This time she'll do the whole role, adding that she grew up on Rodgers & Hammerstein's familiar score. Her favorite number is "I'm in Love with a Wonderful Guy," she says. "Nellie is on cloud nine, and it's wonderful to sing that emotion." You can see Woffington and company at Footlighters' Stained Glass Theatre in Newport (802 York St.) from Thursday through Oct. 23. Tickets: 859-474-8711. ...

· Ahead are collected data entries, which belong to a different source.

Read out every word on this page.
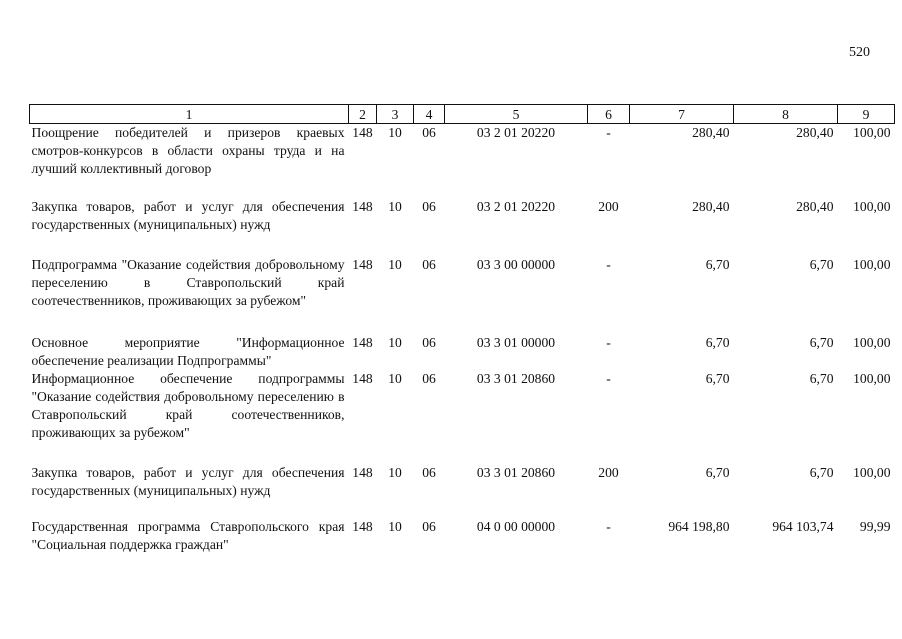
520
1	2	3	4	5	6	7	8	9
Поощрение победителей и призеров краевых смотров-конкурсов в области охраны труда и на лучший коллективный договор	148	10	06	03 2 01 20220	-	280,40	280,40	100,00
Закупка товаров, работ и услуг для обеспечения государственных (муниципальных) нужд	148	10	06	03 2 01 20220	200	280,40	280,40	100,00
Подпрограмма "Оказание содействия добровольному переселению в Ставропольский край соотечественников, проживающих за рубежом"	148	10	06	03 3 00 00000	-	6,70	6,70	100,00
Основное мероприятие "Информационное обеспечение реализации Подпрограммы"	148	10	06	03 3 01 00000	-	6,70	6,70	100,00
Информационное обеспечение подпрограммы "Оказание содействия добровольному переселению в Ставропольский край соотечественников, проживающих за рубежом"	148	10	06	03 3 01 20860	-	6,70	6,70	100,00
Закупка товаров, работ и услуг для обеспечения государственных (муниципальных) нужд	148	10	06	03 3 01 20860	200	6,70	6,70	100,00
Государственная программа Ставропольского края "Социальная поддержка граждан"	148	10	06	04 0 00 00000	-	964 198,80	964 103,74	99,99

In another part of Newport you can see Tony Kushner's ANGELS IN AMERICA: MILLENNIUM APPROACHES, a play about New Yorkers affected by the AIDS crisis during the Reagan years, which won the 1993 Pulitzer Prize for drama. With its sequel, Angels in America: Perestroika, it's considered by many to be the greatest American dramatic work of the 1990s. But it's also a controversial and technically demanding work. (No local professional theater has produced Angels; the touring production in 1996 stopped in Louisville and Columbus, but avoided conservative Cincinnati. Its only appearance on a Cincinnati stage was at UC's College-Conservatory of Music in 1998-99. An HBO television movie in 2003 earned 21 Emmy nominations.) Millennium Approaches will be staged by Falcon Theatre for three weekends, commencing Friday (through Oct. 22) at Newport's Monmouth Theater (636 Monmouth St.). Falcon, which began as a community theater but has recently stepped up to more serious fare, will use special effects to achieve the show work in the Monmouth's limited space. According to director Ted Weil, "What's important isn't that we make an angel fly around the room, but that we create a supernatural environment where something magical and awe-inspiring happens. We don't have a theater with high enough ceilings to safely fly someone, but we can certainly create magic onstage." It's a daunting task, but I'm glad to see this show get another local staging. If you're serious about theater, Angels is one you need to see. Tickets: 513-481-9042. ...
Falcon used to perform regularly at the Westwood Town Hall (3017 Harrison Ave.), which has been renovated and is back in the theater business this weekend with a production of Stephen Sondheim's musical review, PUTTING IT TOGETHER, by Showbiz Players (Thursday through Oct. 16). The piece collects some of Sondheim's best recent tunes into a delicious evening of social edginess. Director BUNNY ARSZMAN has a sterling cast of performers who have been nominated for and won numerous Cincinnati Entertainment Awards: JERRY RAPE, ALLISON COLLINS-ELFLINE, TOM CARTWRIGHT, FORREST FAIRLEY and SHERRY MCCAMLEY. Tickets: 513-981-7888.
Local actress Julie Woffington plays Nellie Forbush in Footlighters' South Pacific: She'll use a P&G product to wash a man "right outta her hair."